As for taxes, advocates hope increased adoption will eventually convince the government to treat crypto as a currency rather than an asset.
What about the environmental concerns?
The bear argument One of the loudest arguments against bitcoin is that it relies on massive computing power. According to the University of Cambridge's Bitcoin Electricity Consumption Index, it takes more energy to run bitcoin than it does to power the entire country of Poland. Critics argue bitcoin isn't worth these emissions.
The bull argument Despite the energy requirements, advocates argue bitcoin is increasingly run on renewable sources. For example, according to the Bitcoin Mining Council (PDF), a vocal advocate for bitcoin, over 58% of bitcoin mining used sustainable electricity in early 2022. As renewable energy gets cheaper, going eco-friendly could help miners maximize profits.

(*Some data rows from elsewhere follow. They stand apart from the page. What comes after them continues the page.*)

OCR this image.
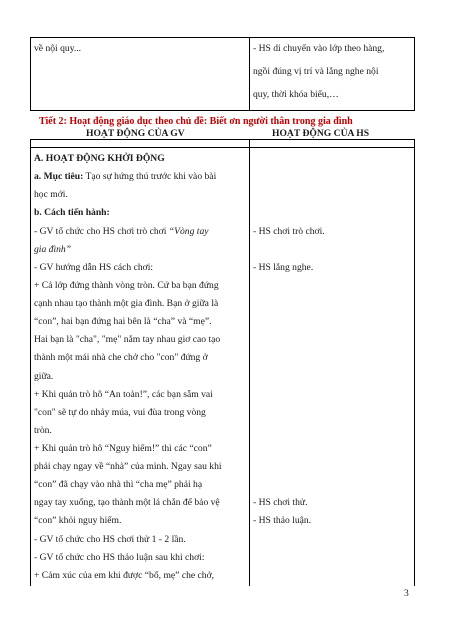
về nội quy...	- HS di chuyển vào lớp theo hàng,
ngồi đúng vị trí và lắng nghe nội
quy, thời khóa biểu,…
Tiết 2: Hoạt động giáo dục theo chủ đề: Biết ơn người thân trong gia đình
HOẠT ĐỘNG CỦA GV	HOẠT ĐỘNG CỦA HS
A. HOẠT ĐỘNG KHỞI ĐỘNG
a. Mục tiêu: Tạo sự hứng thú trước khi vào bài
học mới.
b. Cách tiến hành:
- GV tổ chức cho HS chơi trò chơi “Vòng tay
gia đình”
- GV hướng dẫn HS cách chơi:
+ Cả lớp đứng thành vòng tròn. Cứ ba bạn đứng
cạnh nhau tạo thành một gia đình. Bạn ở giữa là
“con”, hai bạn đứng hai bên là “cha” và “mẹ”.
Hai bạn là "cha", "mẹ" nắm tay nhau giơ cao tạo
thành một mái nhà che chở cho "con" đứng ở
giữa.
+ Khi quản trò hô “An toàn!”, các bạn sẵm vai
"con" sẽ tự do nhảy múa, vui đùa trong vòng
tròn.
+ Khi quản trò hô “Nguy hiểm!” thì các “con”
phải chạy ngay về “nhà” của mình. Ngay sau khi
“con” đã chạy vào nhà thì “cha mẹ” phải hạ
ngay tay xuống, tạo thành một lá chắn để bảo vệ
“con” khỏi nguy hiểm.
- GV tổ chức cho HS chơi thử 1 - 2 lần.
- GV tổ chức cho HS thảo luận sau khi chơi:
+ Cảm xúc của em khi được “bố, mẹ” che chở,
- HS chơi trò chơi.
- HS lắng nghe.
- HS chơi thử.
- HS thảo luận.
3
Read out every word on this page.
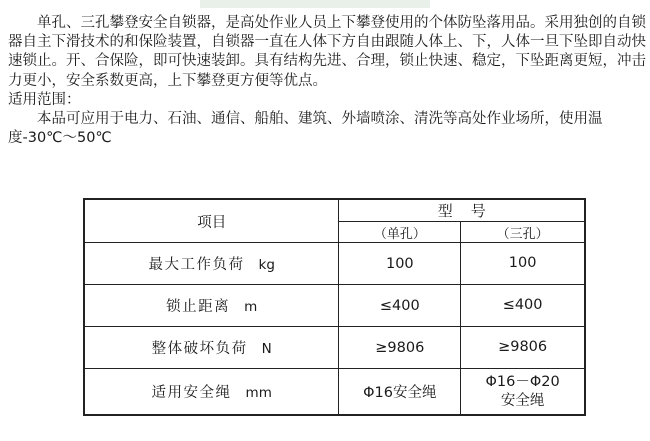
单孔、三孔攀登安全自锁器，是高处作业人员上下攀登使用的个体防坠落用品。采用独创的自锁器自主下滑技术的和保险装置，自锁器一直在人体下方自由跟随人体上、下，人体一旦下坠即自动快速锁止。开、合保险，即可快速装卸。具有结构先进、合理，锁止快速、稳定，下坠距离更短，冲击力更小，安全系数更高，上下攀登更方便等优点。

适用范围：

本品可应用于电力、石油、通信、船舶、建筑、外墙喷涂、清洗等高处作业场所，使用温度-30℃～50℃

项目	型号	
	（单孔）	（三孔）
最大工作负荷 kg	100	100

锁止距离 m	≤400	≤400

整体破坏负荷 N	≥9806	≥9806

适用安全绳 mm	Φ16安全绳	Φ16－Φ20
安全绳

Advocates also argue bitcoin's benefits justify the energy usage, especially when compared to more discretionary uses of energy. For example, holiday lights likely consume more energy than bitcoin according to data from the Center for Global Development, a nonprofit that fights poverty.
Don't criminals use it?
The bear argument While criminal transactions are made with all kinds of currencies, critics argue that bitcoin and cryptocurrencies make them even easier. Government officials worry that cryptocurrencies are enabling dark web purchases, money laundering, and other illegal activity. In 2021, Secretary of the Treasury Janet Yellen said cryptocurrencies are used "mainly for illicit financing."
The bull argument Advocates cite statistics that show cryptocurrency is mostly used for legal transactions. According to research from CipherTrace, a Mastercard cybersecurity subsidiary, illegal transactions made up less than 0.5% of all bitcoin transactions in 2020. This is echoed in a report by former CIA Acting Director Michael Morell, which concludes that criminal bitcoin usage "is certainly not higher than it is in the traditional banking system and is most likely less."

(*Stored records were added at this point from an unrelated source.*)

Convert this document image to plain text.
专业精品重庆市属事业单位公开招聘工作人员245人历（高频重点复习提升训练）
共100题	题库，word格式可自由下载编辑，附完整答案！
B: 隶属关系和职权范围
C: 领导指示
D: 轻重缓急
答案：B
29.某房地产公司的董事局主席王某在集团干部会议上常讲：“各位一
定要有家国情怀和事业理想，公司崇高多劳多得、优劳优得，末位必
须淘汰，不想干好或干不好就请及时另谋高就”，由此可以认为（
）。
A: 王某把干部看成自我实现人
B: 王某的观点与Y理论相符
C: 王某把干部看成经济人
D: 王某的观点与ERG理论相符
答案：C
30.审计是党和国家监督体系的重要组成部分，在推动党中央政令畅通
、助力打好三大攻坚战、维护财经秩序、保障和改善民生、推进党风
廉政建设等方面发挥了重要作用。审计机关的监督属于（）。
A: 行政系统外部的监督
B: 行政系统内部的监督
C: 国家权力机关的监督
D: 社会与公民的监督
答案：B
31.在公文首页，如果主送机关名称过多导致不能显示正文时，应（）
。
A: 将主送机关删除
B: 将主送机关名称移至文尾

Another argument in bitcoin's favor is that its public record can make illegal activity easier to spot. As digital forensics departments get better at tracking blockchain transactions, criminals may find it increasingly difficult to use cryptocurrencies.
But does it have real value?
The bear argument One of the biggest criticisms of bitcoin is that it's not backed by any meaningful value. Advocates may say its value lies in the fact that there will only ever be 21 million bitcoins, but skeptics argue scarcity alone is not enough to justify its value. Some say it's essentially a Ponzi scheme, and that its price is inflated by hype.
The bull argument The counterargument is that scarcity is only a small part of what makes bitcoin valuable. Advocates believe bitcoin transforms how money works because it's decentralized, and therefore can't be controlled by a single government, central bank, or company. They believe this feature will protect it from both inflation and dictators, making it revolutionary.
What about competitors?
The bear argument Even some of the industry's biggest supporters think alternative cryptocurrencies could eventually overthrow bitcoin as the largest crypto currency by market cap. One reason: Bitcoin doesn't have a central development team that can improve it. For example, Ethereum co-founder Vitalik Buterin talks openly about pivoting ether (the Ethereum token) to a more energy-efficient operating standard. Some think bitcoin will never have this flexibility.
The bull argument Bitcoin die-hards see its lack of a central development team as one of its most important features. They believe this makes it the purest, most decentralized cryptocurrency. Most cryptocurrencies are exploring other blockchain applications, but bitcoin is only concerned with functioning as a peer-to-peer payment network. Advocates see this a competitive advantage, especially when combined with its first mover advantage.